**Configuración**

In [1]:

COINS = ["BTC", "ETH", "ADA"]         # monedas a descargar
FIAT  = "USD"                         # moneda de referencia

START_DATE = "2024-01-01"            
END_DATE   = "2024-03-31"             

OUTPUT_CSV = "data/crypto_limpio.csv"

import os
os.makedirs("data", exist_ok=True)

COINS, FIAT, START_DATE, END_DATE, OUTPUT_CSV

(['BTC', 'ETH', 'ADA'],
 'USD',
 '2024-01-01',
 '2024-03-31',
 'data/crypto_limpio.csv')

monedas de referencia y a descargar: bitcoin, ethereum y cardano. Se especifican las fechas de las cuales se extraen los datos y la ruta donde queda el archivo csv ya limpio. 

**cargar API Key de CryptoCompare**

In [2]:
import os
try:
    from dotenv import load_dotenv
    load_dotenv()
except Exception:
    pass

API_KEY_CC = os.getenv("CRYPTOCOMPARE_KEY", None)
print("CryptoCompare key:", "sí (oculta)" if API_KEY_CC else "no (modo público)")


CryptoCompare key: sí (oculta)


Se debe tener un archivo .env para allí meter la API Key
¿Para que una API Key? Se utilizó para una mejor extracción de datos en CryptoCompare. Se crea una cuenta y la API Key la brindan muy facil. Es importante tambien por la autenticacion y autorizacion asi como el monitoreo de uso y extraccion. 
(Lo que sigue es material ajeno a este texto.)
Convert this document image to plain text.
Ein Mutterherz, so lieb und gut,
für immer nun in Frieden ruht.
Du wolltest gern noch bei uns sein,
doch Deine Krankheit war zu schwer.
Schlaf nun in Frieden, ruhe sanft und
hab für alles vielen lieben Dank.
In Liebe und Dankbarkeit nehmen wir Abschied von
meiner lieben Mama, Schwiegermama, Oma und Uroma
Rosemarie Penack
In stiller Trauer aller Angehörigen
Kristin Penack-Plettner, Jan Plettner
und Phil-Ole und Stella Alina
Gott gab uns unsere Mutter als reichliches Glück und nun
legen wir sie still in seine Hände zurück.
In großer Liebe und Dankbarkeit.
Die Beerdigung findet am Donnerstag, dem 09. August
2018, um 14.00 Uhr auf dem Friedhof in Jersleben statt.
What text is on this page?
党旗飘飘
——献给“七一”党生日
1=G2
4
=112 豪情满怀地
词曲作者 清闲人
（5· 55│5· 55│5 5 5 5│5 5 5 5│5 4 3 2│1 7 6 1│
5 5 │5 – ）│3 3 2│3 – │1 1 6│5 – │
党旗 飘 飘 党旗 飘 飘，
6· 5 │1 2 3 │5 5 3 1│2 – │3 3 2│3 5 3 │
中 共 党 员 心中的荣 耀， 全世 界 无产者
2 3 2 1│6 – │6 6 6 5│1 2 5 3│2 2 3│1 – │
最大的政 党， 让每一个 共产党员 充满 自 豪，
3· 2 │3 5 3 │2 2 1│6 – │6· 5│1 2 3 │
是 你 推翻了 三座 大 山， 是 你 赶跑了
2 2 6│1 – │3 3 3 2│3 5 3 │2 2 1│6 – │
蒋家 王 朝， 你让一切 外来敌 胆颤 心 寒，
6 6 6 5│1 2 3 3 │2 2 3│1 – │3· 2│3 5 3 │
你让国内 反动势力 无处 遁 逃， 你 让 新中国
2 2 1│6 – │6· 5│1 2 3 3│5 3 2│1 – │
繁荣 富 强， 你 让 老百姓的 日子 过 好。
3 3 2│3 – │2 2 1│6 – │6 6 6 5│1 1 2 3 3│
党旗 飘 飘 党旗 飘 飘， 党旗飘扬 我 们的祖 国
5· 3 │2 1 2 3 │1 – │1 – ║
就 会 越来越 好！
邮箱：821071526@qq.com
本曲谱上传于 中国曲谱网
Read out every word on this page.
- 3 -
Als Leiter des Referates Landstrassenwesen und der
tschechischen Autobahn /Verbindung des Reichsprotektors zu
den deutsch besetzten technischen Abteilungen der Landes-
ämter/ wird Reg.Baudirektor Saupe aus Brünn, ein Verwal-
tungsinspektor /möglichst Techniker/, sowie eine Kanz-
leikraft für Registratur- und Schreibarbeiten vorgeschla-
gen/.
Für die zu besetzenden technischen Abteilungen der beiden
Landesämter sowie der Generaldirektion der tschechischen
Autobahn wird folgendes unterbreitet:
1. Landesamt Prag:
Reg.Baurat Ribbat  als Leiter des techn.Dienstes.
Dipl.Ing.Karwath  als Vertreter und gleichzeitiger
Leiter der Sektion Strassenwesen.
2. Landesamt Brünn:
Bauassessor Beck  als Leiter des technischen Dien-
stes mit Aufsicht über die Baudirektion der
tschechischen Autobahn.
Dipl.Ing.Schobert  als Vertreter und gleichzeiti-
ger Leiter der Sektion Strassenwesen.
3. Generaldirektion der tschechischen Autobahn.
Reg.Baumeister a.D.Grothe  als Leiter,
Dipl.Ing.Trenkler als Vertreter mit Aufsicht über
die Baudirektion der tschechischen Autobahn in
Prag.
**descarga desde cryptocompare** 

In [3]:
import time, requests
from datetime import datetime, timedelta
from dateutil import tz

BASE_URL_CC = "https://min-api.cryptocompare.com/data/v2/histoday"
MAX_LIMIT = 2000  # máximo de días por request

def fetch_histoday_cc(fsym: str, tsym: str, start_date: str, end_date: str, api_key: str|None):
    start = datetime.strptime(start_date, "%Y-%m-%d").date()
    end   = datetime.strptime(end_date,   "%Y-%m-%d").date()
    frames = []
    to_dt = datetime.combine(end, datetime.min.time())
    while True:
        limit = min(MAX_LIMIT, (to_dt.date() - start).days)
        params = {"fsym": fsym, "tsym": tsym, "limit": limit, "toTs": int(to_dt.replace(tzinfo=tz.UTC).timestamp())}
        headers = {"authorization": f"Apikey {api_key}"} if api_key else {}
        r = requests.get(BASE_URL_CC, params=params, headers=headers, timeout=60)
        r.raise_for_status()
        js = r.json()
        if js.get("Response") != "Success":
            raise RuntimeError(js.get("Message"))
        df = pd.DataFrame(js["Data"]["Data"])
        if df.empty:
            break
        df["time"] = pd.to_datetime(df["time"], unit="s").dt.date
        df = df[(df["time"]>=start) & (df["time"]<=end)]
        frames.append(df)
        if df["time"].min() <= start:
            break
        to_dt = datetime.combine(df["time"].min(), datetime.min.time()) - timedelta(days=1)
        time.sleep(0.6)
    if not frames:
        return pd.DataFrame(columns=["time","open","high","low","close","volumeto"])
    out = pd.concat(frames, ignore_index=True).sort_values("time")
    out = out[["time","open","high","low","close","volumeto"]]  # nos quedamos con lo necesario
    return out



Descarga por dias (Histoday) y devuelve columnas crudas; luego se limpia

**Se definen reglas de limpieza estricta**

In [4]:
import pandas as pd
import numpy as np

def _numeric(df, cols):
    for c in cols:
        df[c] = pd.to_numeric(df[c], errors="coerce")
    return df

def _drop_invalid_ohlc_rows(df):
    req = ["time","open","high","low","close","volumeto"]
    df = df.dropna(subset=req)
    df = df[(df["open"]>0) & (df["high"]>0) & (df["low"]>0) & (df["close"]>0)]
    df = df[df["volumeto"]>=0]
    df = df[df["high"]>=df["low"]]
    df = df[(df["open"].between(df["low"], df["high"])) & (df["close"].between(df["low"], df["high"]))]
    return df

def clean_frame_strict(df: pd.DataFrame, coin_symbol: str) -> pd.DataFrame:
    if df is None or df.empty:
        return pd.DataFrame(columns=["time","open","high","low","close","volumeto","coin"])
    df = df.drop_duplicates(subset=["time"]).copy()
    df = _numeric(df, ["open","high","low","close","volumeto"])
    for c in ["open","high","low","close"]:
        df.loc[df[c] <= 0, c] = np.nan
    df.loc[df["volumeto"] < 0, "volumeto"] = np.nan
    df = _drop_invalid_ohlc_rows(df)
    df["coin"] = coin_symbol.lower()
    df = df[["time","open","high","low","close","volumeto","coin"]].reset_index(drop=True)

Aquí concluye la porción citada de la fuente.